The way the Government has managed New Zealand’s response to the Covid-19 pandemic has been remarkable. Not only has the health response been outstanding, but the communication has been clear and impactful enough to ensure the majority of New Zealanders have done what has been asked of them.
As of writing, the only known Covid-19 cases are among those in managed isolation as part of New Zealand’s border control process for Kiwis returning from overseas.
Many businesses are hurting due to the measures put in place by the Government to eliminate the virus – but the economic impact would likely have been at least as bad, and probably longer lasting, had New Zealand not taken the steps it has.
The learnings from New Zealand’s response to the virus make an ideal case study in effective crisis management and communications.
And they aren’t just applicable to Government. The learnings also apply to any business that’s looking to manage a crisis and preserve its brand and reputation.
Perhaps the largest factor in New Zealand’s success has been the Government’s decisiveness. In the early days of the Covid-19 outbreak in New Zealand, the Government moved swiftly, and often a few days before the weight of public opinion required it to do so. This was courageous and ultimately paid off by preventing the virus from gaining a lasting foothold in our community.
The lesson for businesses is that acting early and decisively can be the difference between a great response, and one that will see you on the front page of the newspaper or the 6pm news, for all the wrong reasons.
If you get it right, making a decision early can minimise the impact of a crisis and enable you to shape the narrative. Waiting to see what others are doing before you act can result in missing your opportunity to play a leadership role.
Keep in mind that you should never confuse decisiveness with stubbornness. A good crisis management approach needs to be flexible enough to shift direction if fresh information comes to light or the situation changes.
When it became clear that Covid-19 was under control and community transmission was not occurring during Alert Level 2, the Government moved quickly down to Alert Level 1.
While the government’s response to Covid-19 has been good, it hasn’t been flawless. When two New Zealanders who had recently returned from overseas were granted compassionate leave to visit their dying mother before undergoing a Covid-19 test – a furore broke out. Both were found to have the virus and New Zealanders worried that their drive from Auckland to Wellington for the visit might have unleashed the virus back into the community.
This was a clear misstep and breach of process, but the reputational damage was minimised by early apologies from Prime Minister Jacinda Ardern and Director-General of Health Dr Ashley Bloomfield.

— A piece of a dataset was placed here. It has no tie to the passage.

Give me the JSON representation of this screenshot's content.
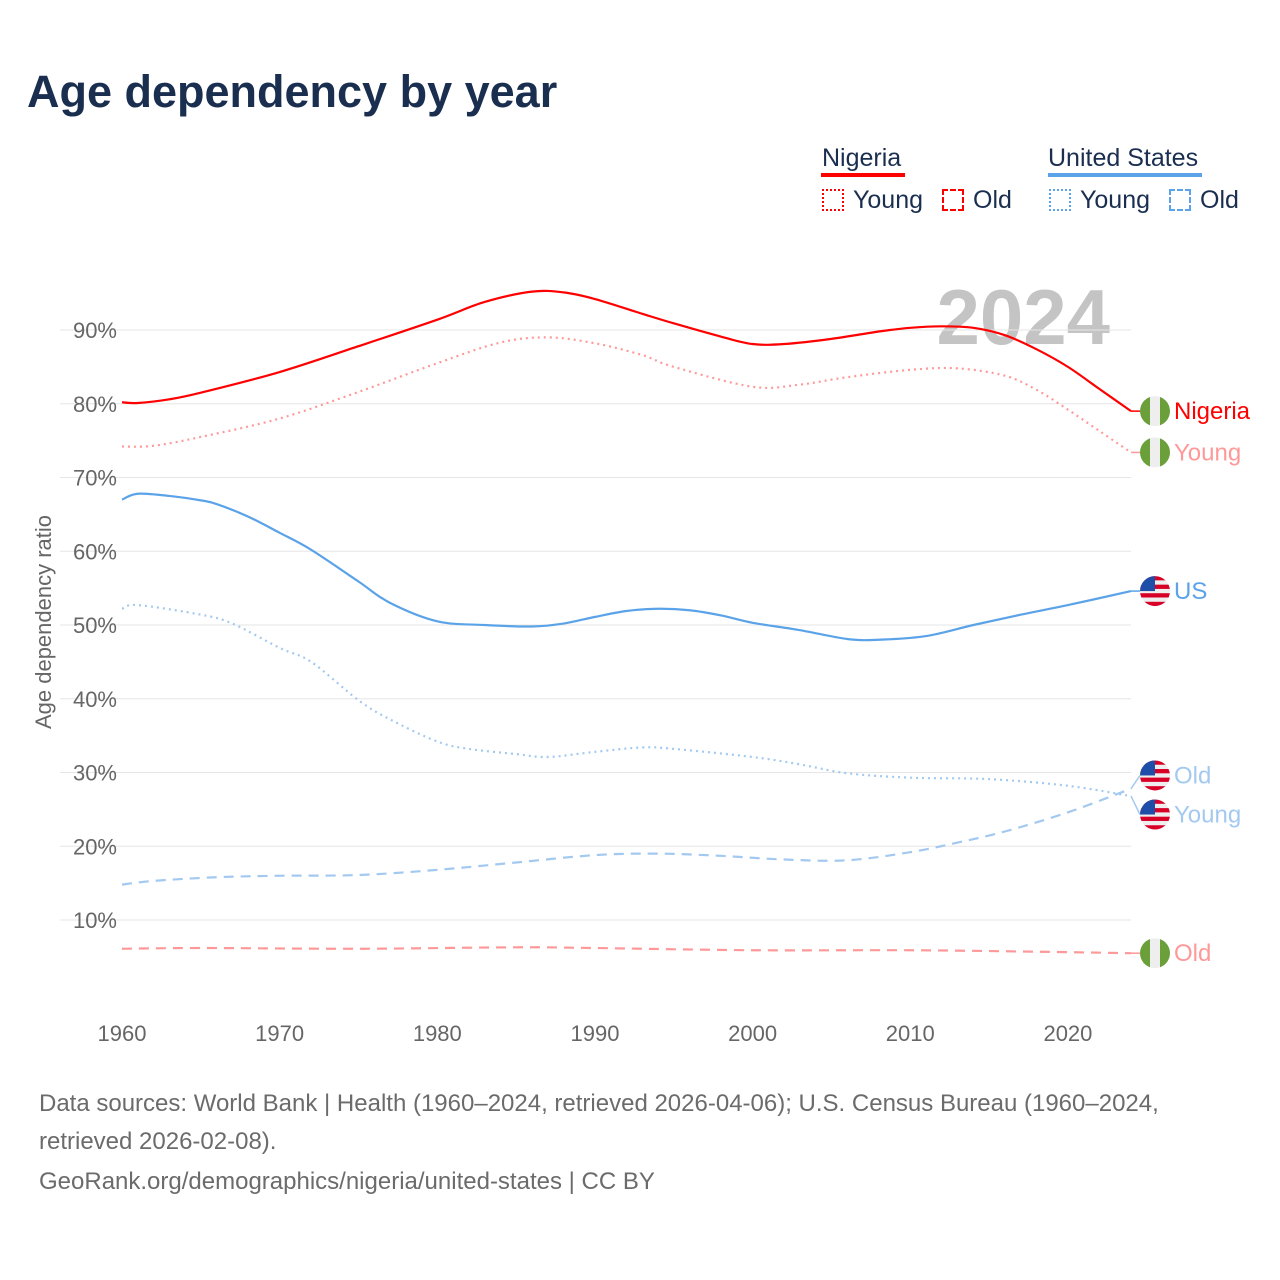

This was coupled with quick action aimed at preventing recurrences, including suspending compassionate exemptions from quarantine, the enlistment of the military to oversee border security and the appointment of Housing Minister Megan Woods to provide ministerial oversight of isolation and quarantine operations.

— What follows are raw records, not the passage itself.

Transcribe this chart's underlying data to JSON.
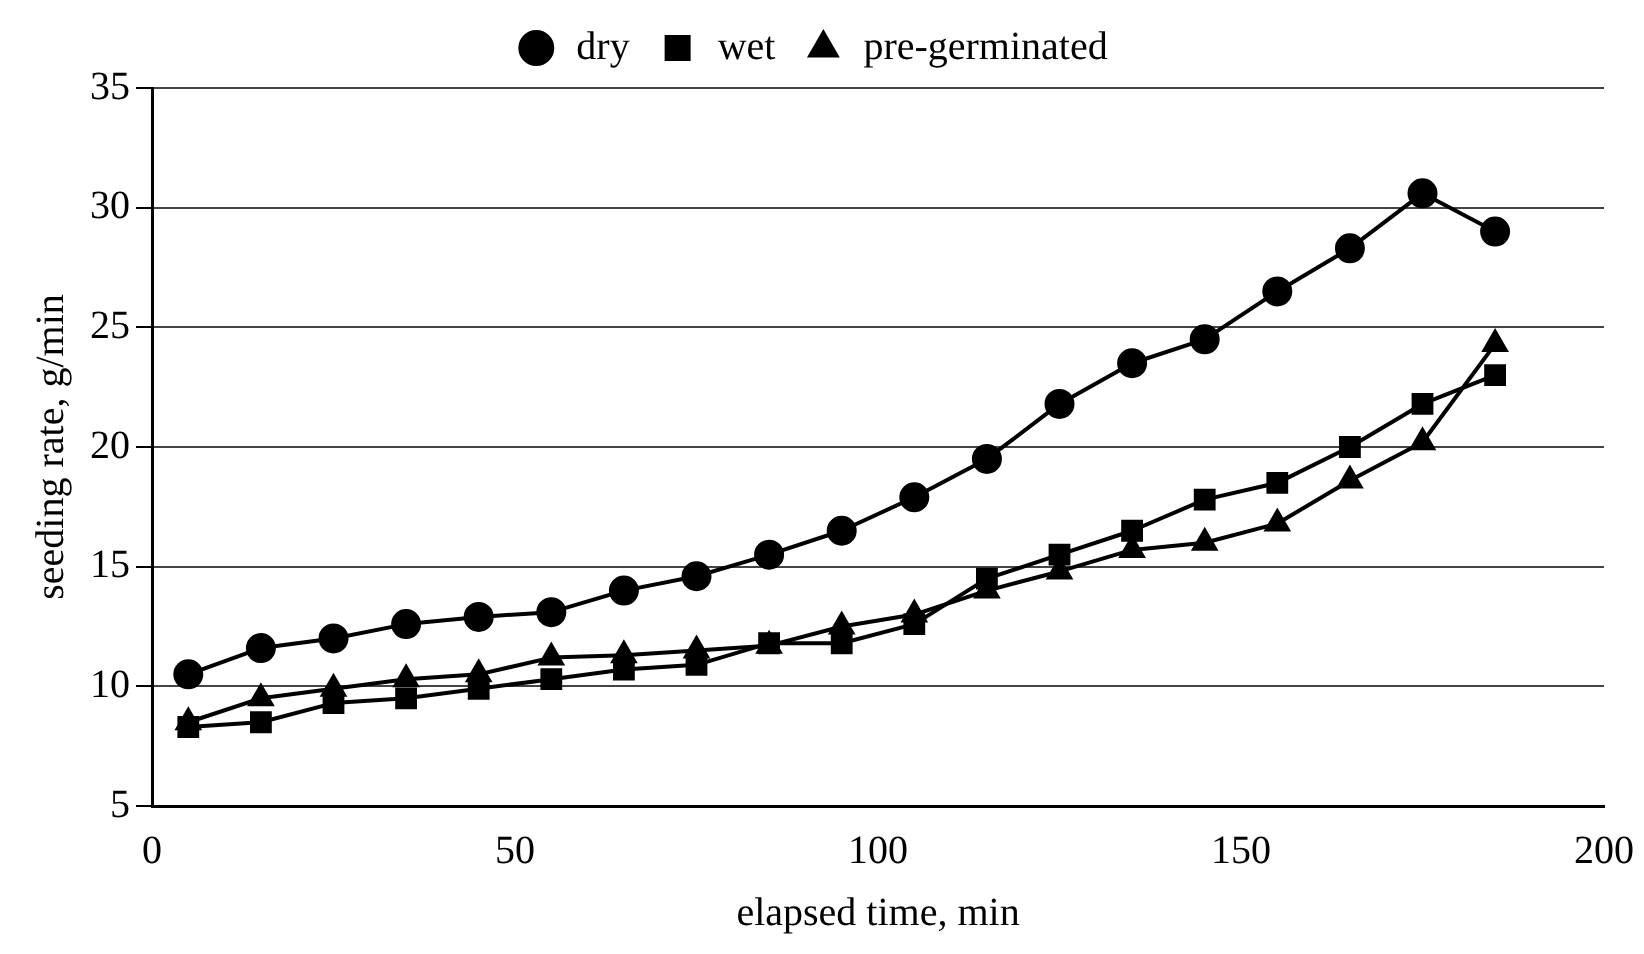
{
  "chart_data": {
    "type": "line",
    "xlabel": "elapsed time, min",
    "ylabel": "seeding rate, g/min",
    "x": [
      5,
      15,
      25,
      35,
      45,
      55,
      65,
      75,
      85,
      95,
      105,
      115,
      125,
      135,
      145,
      155,
      165,
      175,
      185
    ],
    "series": [
      {
        "name": "dry",
        "color": "#000000",
        "marker": "circle",
        "values": [
          10.5,
          11.6,
          12,
          12.6,
          12.9,
          13.1,
          14,
          14.6,
          15.5,
          16.5,
          17.9,
          19.5,
          21.8,
          23.5,
          24.5,
          26.5,
          28.3,
          30.6,
          29
        ]
      },
      {
        "name": "wet",
        "color": "#000000",
        "marker": "square",
        "values": [
          8.3,
          8.5,
          9.3,
          9.5,
          9.9,
          10.3,
          10.7,
          10.9,
          11.8,
          11.8,
          12.6,
          14.5,
          15.5,
          16.5,
          17.8,
          18.5,
          20,
          21.8,
          23
        ]
      },
      {
        "name": "pre-germinated",
        "color": "#000000",
        "marker": "triangle",
        "values": [
          8.5,
          9.5,
          9.9,
          10.3,
          10.5,
          11.2,
          11.3,
          11.5,
          11.7,
          12.5,
          13,
          14,
          14.8,
          15.7,
          16,
          16.8,
          18.6,
          20.2,
          24.3
        ]
      }
    ],
    "xlim": [
      0,
      200
    ],
    "xticks": [
      0,
      50,
      100,
      150,
      200
    ],
    "ylim": [
      5,
      35
    ],
    "yticks": [
      5,
      10,
      15,
      20,
      25,
      30,
      35
    ],
    "grid": "y",
    "legend": "top"
  }
}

Regardless of how much difference these actions made in practice, the “optics” were good. The public perception was that changes had quickly been put in place to ensure there were no systems failures in future.
Did you notice how many times Ardern repeated key messages during her daily 1pm briefings? She left little to interpretation and most of us were in no doubt about the situation after each of her presentations. In answering questions she stuck to the script and answered questions in ways that reiterated the key points she wanted to make.
In a crisis it’s vital to know the two of three key points you want to make in every communication – whether it is a press conference, media interview, staff update or even a social media post – and to bring all of your messaging back to those points to make sure they are reinforced.
Another key ingredient in the success of the Government’s response was its authenticity and personality. In responding to a crisis, it’s easy to rely purely on facts and figures in an attempt to communicate key information quickly. Sticking to the facts and avoiding speculation is important, but it can also appear robotic and lacking in empathy.
Ardern humanised the response by acknowledging the hardship people were facing throughout the weeks of Government restrictions and even adding a few touches of humour. This humour could be seen in her response to NZ Herald journalist Jason Walls, who forgot his line of questioning during one of the Government’s press conferences – “We’ll come back to you – no problem. I do worry about your sleep at the moment though, Jason”. It was also present in her “I did a little dance” comment upon hearing the news that the (then thought to be) final person carrying Covid-19 in New Zealand had been cleared of the virus on 7 June.
Touches like these can make a big difference in how people relate to your message on an emotional level. If people can relate to those delivering the message, they are more likely to listen. What’s more, they also tend to be more willing to forgive the odd mistake, if you do make any.